Rita Britton at Pollyanna, October 2012. (Photograph by Nancy Honey.)

Rita Britton at Pollyanna, October 2012. (Photograph by Nancy Honey.)

And yet 100 Leading Ladies is much more than an opportunity to celebrate a bunch of inspring/successful women and preserve them in a photographic frame for posterity — these portraits document an interesting period of social change over the past 50 years, and tell living stories by the women who have lived through these changes. Perhaps more importantly, these stories offer an important counterbalance to the leading ladies of celebrity culture who dominate mass media today, and will hopefully have a positive impact on the future generation of influential women.

“In my own lifetime I have witnessed a profound shift, from little girls imagining their future options as marriage and children to the now total belief from childhood that a woman will grow up to have a career outside the home,” says Honey. “It is more important than ever to see important women from all fields in our society and hear their voices of experience.”

Honey herself, who studied fine art, graphic design and photography both here in the UK and in the US and has been working as a photographer for more than 35 years, is a prime example of this social change. “When I was an emerging photographer, balancing my career with mothering two young children, one of my heroines was Eve Arnold, the highly successful photojournalist.
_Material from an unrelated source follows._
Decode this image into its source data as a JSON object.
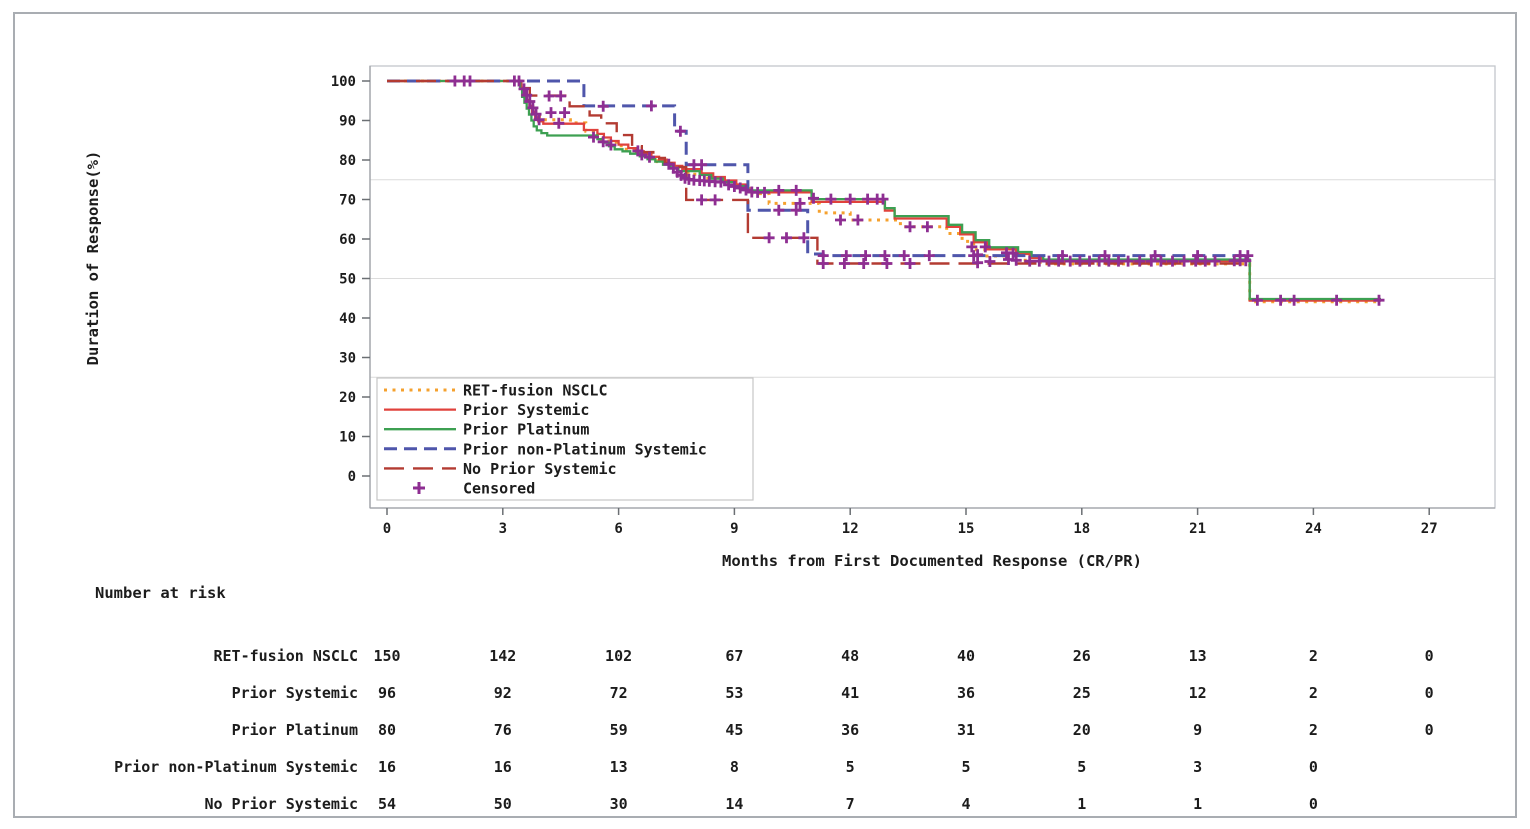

So when I saw that she was going to be giving a talk near my home, I was quite eager to attend. I knew she had a family and a career, so I hoped she would address how she was able to manage them both. She didn’t mention it.”

“After her talk, I realized that this question was important to me and that I couldn’t leave without asking it. Tentatively I raised my hand. When she pointed at me, I summoned the courage to ask, ‘Ms. Arnold, how did you manage to be so successful and also have a family?’ Her answer was abrupt, as if to quickly put a stop to my line of questioning. ‘That subject,’ she said, ‘is too painful to talk about.’”

Helen Browning: organic farmer and chief executive of the Soil Association. (Photograph by Nancy Honey.)

Helen Browning: organic farmer and chief executive of the Soil Association. (Photograph by Nancy Honey.)

“That incident and her words haunted me. I had so many conflicts about looking for and taking on interesting photography assignments when I had children at home who deserved as much attention as I could possibly give. I desperately needed some insight, some guidance and some inspiration. I know now that the question I asked was not unique to me. In every field of endeavor, women have struggled, and struggle still, with this question and many more.”

Britton offers a different point of view: “It was never a problem for me because there was never any other option: I had to juggle and cope. I have worked since I was 15-years-old, and things in my life, whether they be kids or career, were never planned; they just happened. Saying that, I had a hell of a good family to back me up. My dad would fetch the kids from school; my mum would cook them their tea, and my auntie would take them out. If you don’t have that back-up system then I think it would be very difficult to cope.”

So, having completed the project, is Honey any closer to finding out the ultimate answer to the question which she asked Eve Arnold all those years ago and that has inspired this phenomenal portfolio? “No,” she says, laughing. “There is no one answer. Every woman’s story is different but there are common threads which crop up when talking to these ladies: there’s not enough hours in the day; the importance of being passionate about one’s work; the need for re-invention, and the fact that women can have it all but not all at the same time.”

“I’m not sure you would even know if you had it all and all at the same time,” says Britton. “But what I do know is that the lady who was officiating at the opening of the exhibition in London,  said that there was one woman who wasn’t included in the 100 leading ladies but who should have been — Nancy herself. And I couldn’t agree more.”

Nancy Honey’s 100 Leading Ladies is on at Cartwright Hall Museum and Art Gallery, Bradford, until 10 April 2016.